February 2008
The case of the disappearing sales reps
The industry is changing and it requires certain sales skills. Not everyone will cut it.
If you were to ask most printing-company owners to choose only one employee to add to their company, who do you think they would want? The answer, nine times out of 10, would be one good sales rep. If you look at the help-wanted ads, the number-one position companies are looking for is sales reps. On, the industry online job board, at times the number of sales positions posted outstrips all other positions combined. Stories abound of companies stealing sales reps from other companies. You would think that with sales reps being in such high demand and with all those opportunities available, there should be a stampede of people rushing into printing sales.

In reality, the opposite seems to be happening. The number of sales reps in this industry is declining. Printing companies are cutting sales reps more quickly than before. One of the largest printers in Canada cut back on its sales compensation package. One printer I know who used to have 14 sales reps, scaled back to four commissioned sales reps and is quite happy with the move.
Things have changed dramatically during the last 10 years. You used to have two types of sales reps. The first were the relationship sellers who wined and dined clients. They were great buddies with all their customers. The second were the knowledge-based sales reps, the unpaid consultants. These reps brought value to clients with their ability to solve problems. They were able to maximize the value of printing for customers. Most sales reps actually fit somewhere in between the two extremes.

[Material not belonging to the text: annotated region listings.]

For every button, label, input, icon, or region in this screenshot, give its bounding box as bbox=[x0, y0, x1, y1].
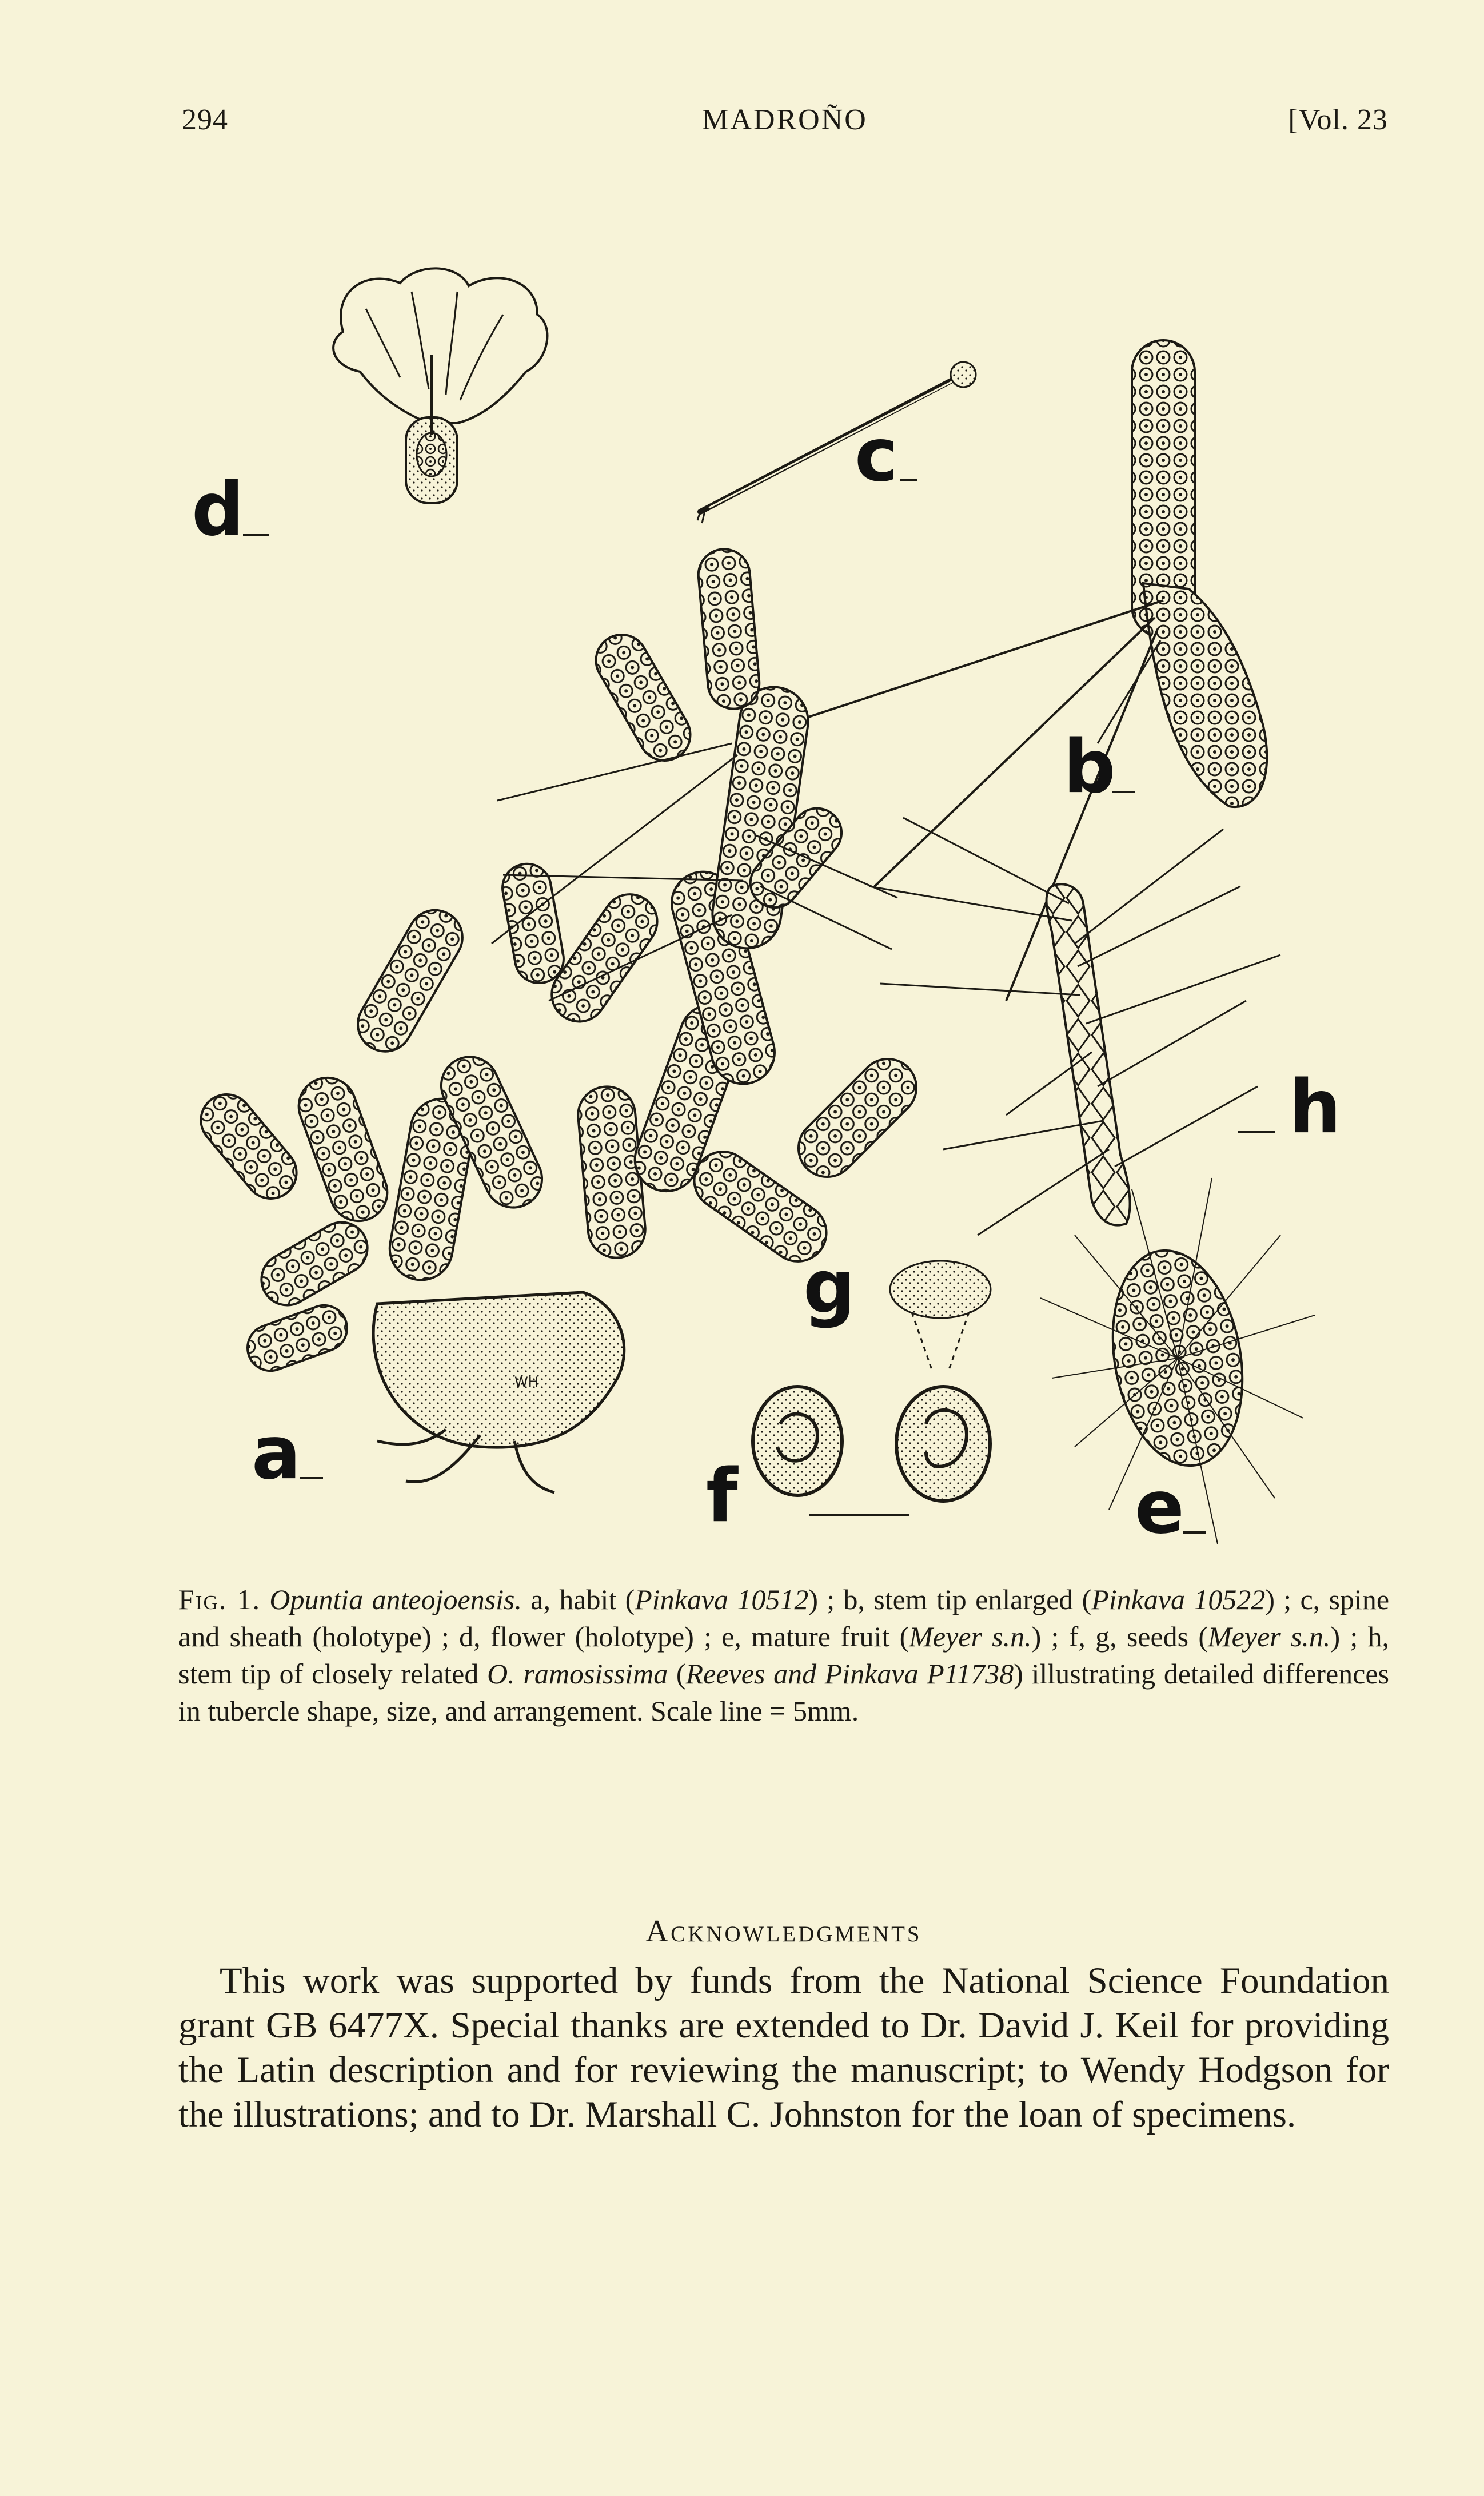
species-name: Opuntia anteojoensis. bbox=[269, 1583, 522, 1615]
volume-number: [Vol. 23 bbox=[1288, 103, 1388, 136]
journal-title: MADROÑO bbox=[702, 103, 868, 136]
seed-drawing-f bbox=[706, 1387, 990, 1539]
label-h: h bbox=[1289, 1065, 1342, 1150]
caption-text: a, habit ( bbox=[522, 1583, 635, 1615]
caption-text: ) illustrating detailed differences in tubercle shape, size, and arrangement. Scale line = 5mm. bbox=[178, 1658, 1389, 1727]
stem-tip-drawing-h bbox=[869, 818, 1341, 1235]
flower-drawing-d bbox=[192, 268, 547, 552]
acknowledgments-body bbox=[178, 1958, 1389, 2137]
figure-caption bbox=[178, 1581, 1389, 1730]
label-e: e bbox=[1135, 1465, 1184, 1550]
label-f: f bbox=[706, 1454, 738, 1539]
caption-text: ) ; b, stem tip enlarged ( bbox=[808, 1583, 1092, 1615]
page-number: 294 bbox=[182, 103, 228, 136]
caption-specimen: Pinkava 10522 bbox=[1091, 1583, 1266, 1615]
habit-drawing-a bbox=[190, 547, 928, 1496]
caption-text: ) ; c, spine and sheath (holotype) ; d, flower (holotype) ; e, mature fruit ( bbox=[178, 1583, 1390, 1653]
caption-specimen: Meyer s.n. bbox=[909, 1621, 1032, 1653]
caption-specimen: Meyer s.n. bbox=[1208, 1621, 1331, 1653]
fruit-drawing-e bbox=[1040, 1178, 1315, 1550]
caption-text: ( bbox=[668, 1658, 686, 1690]
caption-species: O. ramosissima bbox=[487, 1658, 668, 1690]
seed-drawing-g bbox=[803, 1245, 991, 1370]
caption-text: ) ; f, g, seeds ( bbox=[1031, 1621, 1208, 1653]
caption-specimen: Pinkava 10512 bbox=[635, 1583, 809, 1615]
spine-drawing-c bbox=[697, 362, 976, 523]
caption-specimen: Reeves and Pinkava P11738 bbox=[685, 1658, 1014, 1690]
figure-plate bbox=[160, 229, 1389, 1561]
label-a: a bbox=[252, 1411, 301, 1496]
label-b: b bbox=[1063, 724, 1116, 810]
artist-mark: WH bbox=[514, 1374, 538, 1390]
acknowledgments-heading: Acknowledgments bbox=[645, 1913, 922, 1948]
figure-label: Fig. 1. bbox=[178, 1583, 261, 1615]
botanical-illustration bbox=[160, 229, 1389, 1561]
acknowledgments-text: This work was supported by funds from the National Science Foundation grant GB 6477X. Special thanks are extended to Dr. David J. Keil for providing the Latin description and for reviewing the manuscript; to Wendy Hodgson for the illustrations; and to Dr. Marshall C. Johnston for the loan of specimens. bbox=[178, 1960, 1389, 2135]
running-header bbox=[182, 103, 1388, 143]
label-g: g bbox=[803, 1245, 856, 1330]
caption-text: ) ; h, stem tip of closely related bbox=[178, 1621, 1389, 1690]
label-d: d bbox=[192, 467, 244, 552]
label-c: c bbox=[855, 413, 898, 498]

What’s changed is that many printing customers don’t need the first type of sales rep anymore. At the very least, they don’t have time to be wined and dined. But most important of all, they can find what they want on the Internet in less time. If you look at the really fast-growing companies in the printing industry, many of them are Internet based. The most obvious is Vistaprint which, in less than 10 years, has grown to more than US$250 million in annual sales. Other companies such as Pay for Less Printing, Pelican Printing and Amazing Print all seem to be doing well and are Internet based. They’ve eliminated sales reps by selling printing that doesn’t require a lot of knowledge to buy. These Internet-based printers need sharper marketing and search-engine optimization skills, for example, but they don’t need sales reps, and in particular, they don’t need relationship sellers.

Of course, not all printing can be bought over the Internet. Some printing requires a lot of knowledge and hand holding. You can’t just click a couple of buttons on a computer screen and get an annual report. Catalogues and magazines entail looking after many details that, if messed up, could be disastrous. And, with the push by some customers for distinctive ways of standing out from their competitors, there’s pressure on sales reps to be more knowledgeable than ever. The proliferation of different printing techniques such as lenticular, waterless, UV, stochastic, MetalFX, and hexachrome, is doing the same thing. The net results are that clients need sales reps who really know their stuff and really understand their needs.
The fundamental issue is that just any sales rep won’t do anymore. Only the really good ones, the expert, knowledgeable, consultant type—the ones who know so much that they are an asset to their clients—will do. The relationship-seller is disappearing into the sunset.
Alexander Donald is the publisher of Graphic Monthly Canada.